Imagina que a tua campainha inteligente te envia uma notificação a dizer: “O João, o teu vizinho, está à porta”. Conveniente, certo? Agora, imagina que essa mesma tecnologia está a criar uma base de dados com o rosto de todas as pessoas que passam na tua rua – amigos, carteiros, crianças a brincar – sem o seu consentimento. Assustador? É precisamente este o dilema no centro da mais recente e controversa funcionalidade da Amazon para as suas populares câmaras e campainhas Ring.
A empresa anunciou uma nova funcionalidade chamada “Familiar Faces” (Rostos Familiares) que, como o nome indica, dá às tuas câmaras a capacidade de usar reconhecimento facial para identificar pessoas. A funcionalidade ainda nem foi lançada, mas já está a gerar uma onda de críticas e preocupação por parte de especialistas em privacidade, utilizadores e até de pessoas que simplesmente vivem num bairro cheio de dispositivos Ring.
Como funciona o “reconhecimento facial” da tua campainha?
A ideia, no papel, é simples. Quando a tua câmara Ring detetar uma pessoa, poderás “etiquetá-la” na aplicação com um nome. Por exemplo, podes criar um perfil para o teu vizinho, um familiar ou o estafeta que te entrega as encomendas. A partir desse momento, sempre que essa pessoa for detetada, a notificação que recebes será personalizada (“A avó está à porta”), e poderás pesquisar facilmente na aplicação por todos os vídeos em que essa pessoa aparece.
A funcionalidade, que será lançada em dezembro para os novos dispositivos da marca, virá desligada por defeito e exigirá uma subscrição paga do serviço Ring Home Premium. No entanto, estas salvaguardas não estão a ser suficientes para acalmar os ânimos.

O “Big Brother” à porta de casa: as razões do pânico
A controvérsia em torno do “Familiar Faces” assenta em três grandes preocupações: legais, de consentimento e de segurança.
A responsabilidade legal é tua (e boa sorte com isso)
Numa declaração ao The Washington Post, um porta-voz da Ring colocou o ónus legal inteiramente sobre o utilizador, afirmando que é da responsabilidade do proprietário da câmara seguir as leis locais que exigem o consentimento de uma pessoa antes de a identificar com reconhecimento facial.
Isto cria um autêntico campo de minas legal para o consumidor. Como é que se obtém o consentimento explícito do carteiro? E dos amigos dos teus filhos que vêm brincar? É uma forma de a Amazon se proteger legalmente, transferindo toda a responsabilidade para ti.

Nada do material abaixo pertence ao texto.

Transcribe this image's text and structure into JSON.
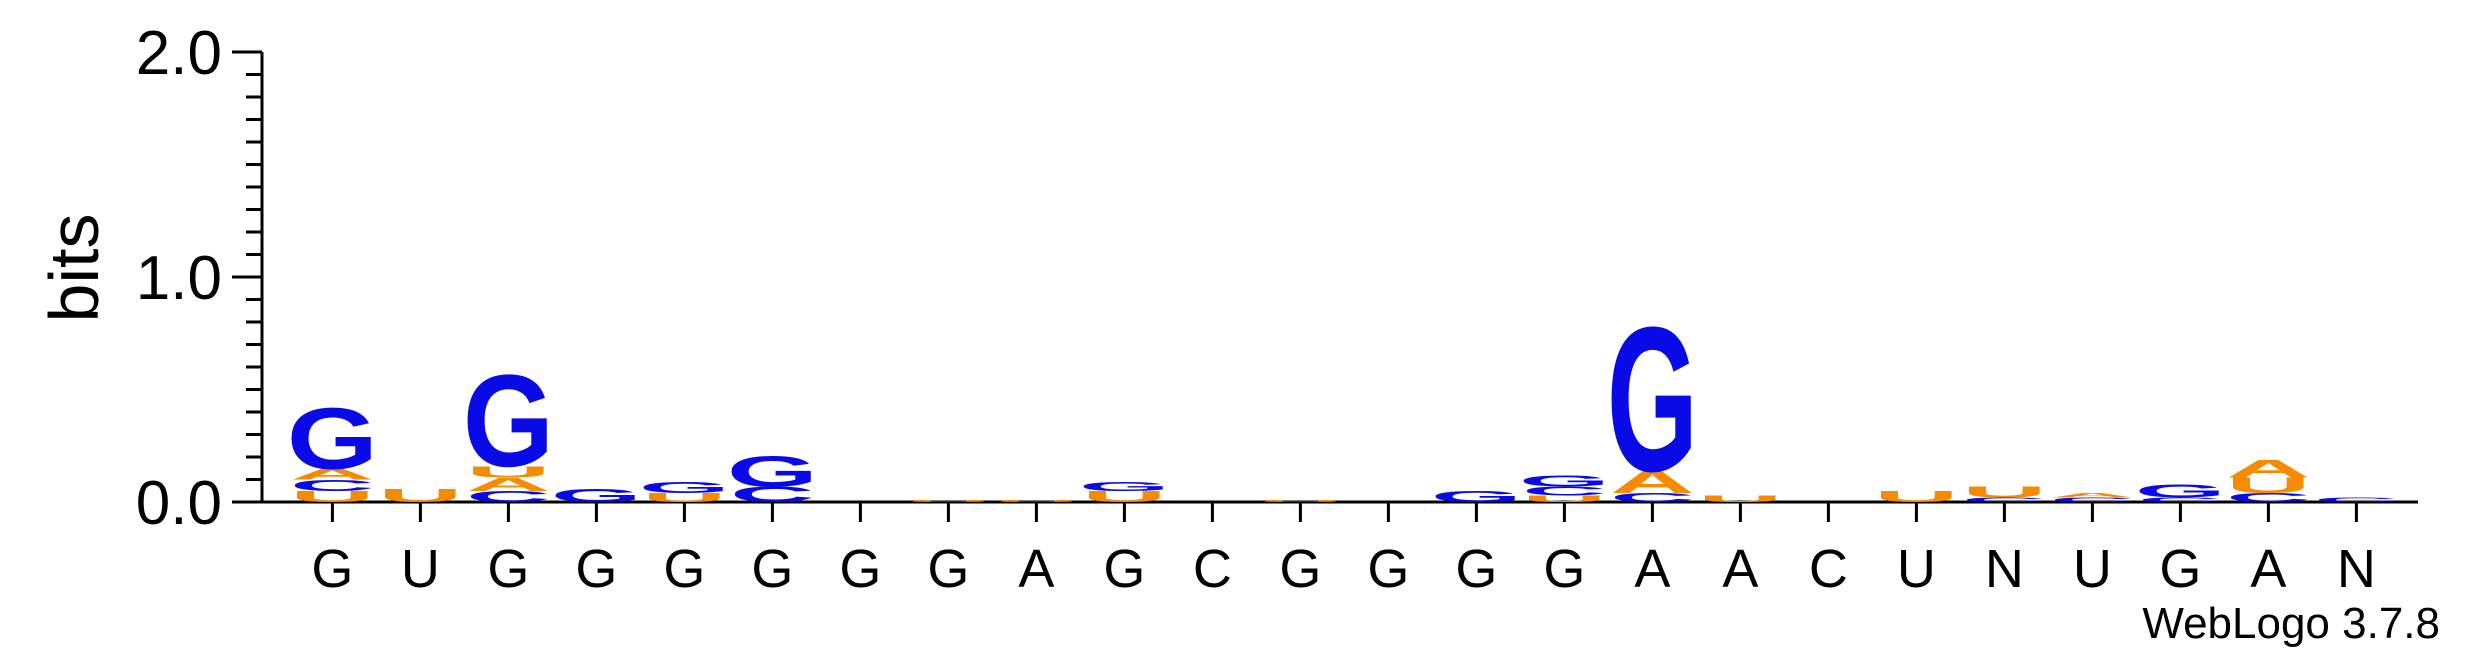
{
  "chart_data": {
    "type": "sequence-logo",
    "ylabel": "bits",
    "ylim": [
      0,
      2.0
    ],
    "yticks": [
      {
        "value": 0.0,
        "label": "0.0"
      },
      {
        "value": 1.0,
        "label": "1.0"
      },
      {
        "value": 2.0,
        "label": "2.0"
      }
    ],
    "colors": {
      "G": "#0a0ae6",
      "C": "#0a0ae6",
      "A": "#f58c00",
      "U": "#f58c00"
    },
    "positions": [
      {
        "label": "G",
        "stack": [
          {
            "letter": "U",
            "value": 0.05
          },
          {
            "letter": "C",
            "value": 0.05
          },
          {
            "letter": "A",
            "value": 0.05
          },
          {
            "letter": "G",
            "value": 0.28
          }
        ]
      },
      {
        "label": "U",
        "stack": [
          {
            "letter": "U",
            "value": 0.06
          }
        ]
      },
      {
        "label": "G",
        "stack": [
          {
            "letter": "C",
            "value": 0.05
          },
          {
            "letter": "A",
            "value": 0.06
          },
          {
            "letter": "U",
            "value": 0.05
          },
          {
            "letter": "G",
            "value": 0.42
          }
        ]
      },
      {
        "label": "G",
        "stack": [
          {
            "letter": "G",
            "value": 0.06
          }
        ]
      },
      {
        "label": "G",
        "stack": [
          {
            "letter": "U",
            "value": 0.04
          },
          {
            "letter": "G",
            "value": 0.05
          }
        ]
      },
      {
        "label": "G",
        "stack": [
          {
            "letter": "C",
            "value": 0.07
          },
          {
            "letter": "G",
            "value": 0.14
          }
        ]
      },
      {
        "label": "G",
        "stack": []
      },
      {
        "label": "G",
        "stack": [
          {
            "letter": "U",
            "value": 0.01
          }
        ]
      },
      {
        "label": "A",
        "stack": [
          {
            "letter": "U",
            "value": 0.01
          }
        ]
      },
      {
        "label": "G",
        "stack": [
          {
            "letter": "U",
            "value": 0.05
          },
          {
            "letter": "G",
            "value": 0.04
          }
        ]
      },
      {
        "label": "C",
        "stack": []
      },
      {
        "label": "G",
        "stack": [
          {
            "letter": "U",
            "value": 0.01
          }
        ]
      },
      {
        "label": "G",
        "stack": []
      },
      {
        "label": "G",
        "stack": [
          {
            "letter": "G",
            "value": 0.05
          }
        ]
      },
      {
        "label": "G",
        "stack": [
          {
            "letter": "U",
            "value": 0.03
          },
          {
            "letter": "C",
            "value": 0.04
          },
          {
            "letter": "G",
            "value": 0.05
          }
        ]
      },
      {
        "label": "A",
        "stack": [
          {
            "letter": "C",
            "value": 0.04
          },
          {
            "letter": "A",
            "value": 0.1
          },
          {
            "letter": "G",
            "value": 0.66
          }
        ]
      },
      {
        "label": "A",
        "stack": [
          {
            "letter": "U",
            "value": 0.03
          }
        ]
      },
      {
        "label": "C",
        "stack": []
      },
      {
        "label": "U",
        "stack": [
          {
            "letter": "U",
            "value": 0.05
          }
        ]
      },
      {
        "label": "N",
        "stack": [
          {
            "letter": "C",
            "value": 0.02
          },
          {
            "letter": "U",
            "value": 0.05
          }
        ]
      },
      {
        "label": "U",
        "stack": [
          {
            "letter": "C",
            "value": 0.02
          },
          {
            "letter": "A",
            "value": 0.02
          }
        ]
      },
      {
        "label": "G",
        "stack": [
          {
            "letter": "C",
            "value": 0.02
          },
          {
            "letter": "G",
            "value": 0.06
          }
        ]
      },
      {
        "label": "A",
        "stack": [
          {
            "letter": "C",
            "value": 0.04
          },
          {
            "letter": "U",
            "value": 0.07
          },
          {
            "letter": "A",
            "value": 0.08
          }
        ]
      },
      {
        "label": "N",
        "stack": [
          {
            "letter": "C",
            "value": 0.02
          }
        ]
      }
    ]
  },
  "credit": "WebLogo 3.7.8"
}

E quem não tem uma Ring? O problema do consentimento
A questão mais vasta é a da privacidade do público em geral. Qualquer pessoa que caminhe na via pública pode ter o seu rosto capturado, analisado e armazenado numa base de dados privada de um utilizador da Ring, sem o seu conhecimento ou consentimento. Com milhões de câmaras Ring instaladas em todo o mundo, esta funcionalidade contribui para a criação de uma vasta e descentralizada rede de vigilância por reconhecimento facial.
O passado sombrio da Ring e a desconfiança nos dados
A confiança do público na capacidade da Ring para gerir estes dados biométricos sensíveis é extremamente baixa, e por boas razões. A empresa tem um historial problemático de privacidade, que inclui casos de hackers a acederem a câmaras dentro das casas das pessoas e, mais grave ainda, relatos de funcionários da própria empresa que espiaram as filmagens privadas dos clientes. Com este currículo, a promessa de que irão guardar os teus dados faciais de forma segura soa a oco para muitos.
A desconfiança é tal que a Amazon já admitiu que a funcionalidade não será lançada em locais com leis de privacidade mais rígidas, como os estados do Illinois e do Texas, nos EUA. É um reconhecimento implícito de que a sua tecnologia opera numa zona cinzenta da legalidade.
Embora a Google tenha uma funcionalidade semelhante nas suas câmaras Nest, a grande diferença é que os modelos mais recentes da Google processam e armazenam estes dados localmente no dispositivo, de forma encriptada, em vez de os enviarem para a nuvem.
A reação online tem sido esmagadoramente negativa, com muitos utilizadores da Ring a ameaçarem cancelar as suas subscrições. A conveniência de saber quem está à porta parece, para muitos, um preço demasiado alto a pagar pela erosão da privacidade, tanto a sua como a de toda a sua vizinhança.